Bayeur uses this opportunity to provide one-on-one healthy homes education to the resident. “The Healthy Homes Evaluator training really solidified what I do and allowed me to see how the home and the occupant behaviors affect each other. You have to look not just at the house as a system, but also how the person lives in it.” Bayeur explains the BPI HHE certification prepared her to deliver not just energy savings to her clients, but also a better quality of life. She learned how to solicit household information from clients in a non-threatening way, without negative judgement. “I ask people: ‘Tell me about your house. What would you change if you could?’”
HHEs determine if the household could benefit from additional “plus health” interventions. This may include structural changes such as carpet removal and plumbing repairs, or household items like HEPA vacuums, allergen bedding covers, and green cleaning kits. Weatherization staff also work with other energy reduction programs to assist clients in comprehensive weatherization (air sealing and insulation), ductless heat pumps, minor and major repairs, and the removal of woodstoves.

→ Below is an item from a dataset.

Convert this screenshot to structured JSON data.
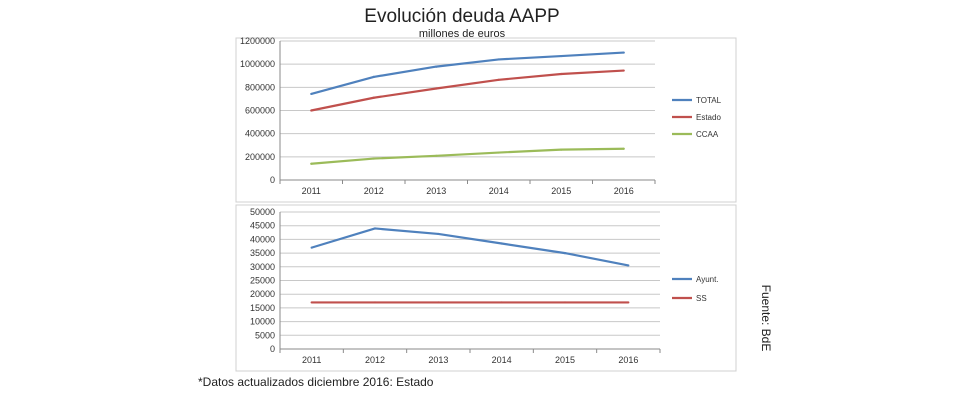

CHW and HHE Ongoing Collaboration
When HHEs identify a household member with asthma or COPD, they make a referral to the Health Department’s Community Health Workers (CHW). Sometimes a CHW is the client’s first contact with the program after receiving a referral from the healthcare system. While the client works with the HHE and contractors to make weatherization and health improvements to the home, a CHW meets separately with the family to talk about managing their respiratory disease. CHWs are trusted members of the community, trained to provide health education and to support residents in making behavior change. They coordinate with the healthcare provider to review respiratory medications, make sure provider instructions are clear, and ensure each client has an asthma action plan.